The European Tech Champions Initiative is supported by EIB and its European Investment Fund but is currently underwritten by five EU member states: France, Germany, Italy, Spain and Belgium.
The formal contract signing was held at the fringes of the eurozone's finance ministry collective, Eurogroup, as the ministers met in Brussels.
LP fund investees must have operations in at least one of the member states to be eligible, and will be expected to back EU-domiciled companies, perhaps providing more funding incentives for these companies to stay within EU borders.
Speaking at the ceremony, French economy minister Bruno Le Maire said: "We need to catch up with the US and with China. We do not want our best companies to develop outside Europe, we want them to develop inside."

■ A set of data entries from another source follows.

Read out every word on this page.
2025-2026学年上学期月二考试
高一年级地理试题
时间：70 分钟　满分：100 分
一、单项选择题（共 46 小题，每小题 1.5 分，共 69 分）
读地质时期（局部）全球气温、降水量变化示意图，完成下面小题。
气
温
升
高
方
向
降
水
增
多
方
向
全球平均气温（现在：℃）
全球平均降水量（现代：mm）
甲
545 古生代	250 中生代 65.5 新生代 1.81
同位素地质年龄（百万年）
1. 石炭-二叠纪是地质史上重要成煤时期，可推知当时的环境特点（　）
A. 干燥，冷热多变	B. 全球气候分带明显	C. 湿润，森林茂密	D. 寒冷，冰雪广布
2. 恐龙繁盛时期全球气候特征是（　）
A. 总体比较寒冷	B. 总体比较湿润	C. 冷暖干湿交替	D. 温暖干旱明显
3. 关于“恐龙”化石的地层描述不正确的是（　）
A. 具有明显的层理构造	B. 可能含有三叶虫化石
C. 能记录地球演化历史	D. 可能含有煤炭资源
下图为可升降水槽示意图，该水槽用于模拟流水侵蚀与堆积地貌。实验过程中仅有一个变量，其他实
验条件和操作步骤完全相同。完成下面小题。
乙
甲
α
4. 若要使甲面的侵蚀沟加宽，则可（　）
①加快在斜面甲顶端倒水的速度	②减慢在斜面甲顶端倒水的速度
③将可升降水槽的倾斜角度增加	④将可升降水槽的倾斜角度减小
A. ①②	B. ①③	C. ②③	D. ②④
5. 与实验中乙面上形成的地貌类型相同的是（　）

Le Maire urged remaining EU member governments to join the initiative and hinted a single capital markets union for EU markets would one day be desirable. While driving venture capital into latter-stage growth investors is the main aim, this fund-of-funds was also touted as a boost for European technological sovereignty and countering US advantages from the Inflation Reduction Act.
Spain's economy minister and deputy prime minister Nadia Calvino added it was the first time the EU had put its money "where its mouth is" to convince European scale-ups to pursue world-changing business models without moving HQ to North America or another major market.
"This is also an example of how together we're stronger - the key word of scale up is scale, so we can't act as separate actors in national levels," Calvino said.
EIF has been appointed as the fund manager for the European Tech Champions vehicle. The concept was previously floated at last year's Scale-Up Europe Conference.
The aim ultimately is to provide a funding boost to known European tech pioneers, in later-stage growth rounds. Some might also view the fund-of-funds as a challenge to US and Asian-based investors in the European growth stage arena.
In the long term, ETCI is believed to be pursuing a significant increase in the number of €1 billion+ European LP vehicles. Its funding should create anywhere from 10 to 20 such funds in coming years, greatly enhancing the cash supply for Europe's homegrown tech scale ups.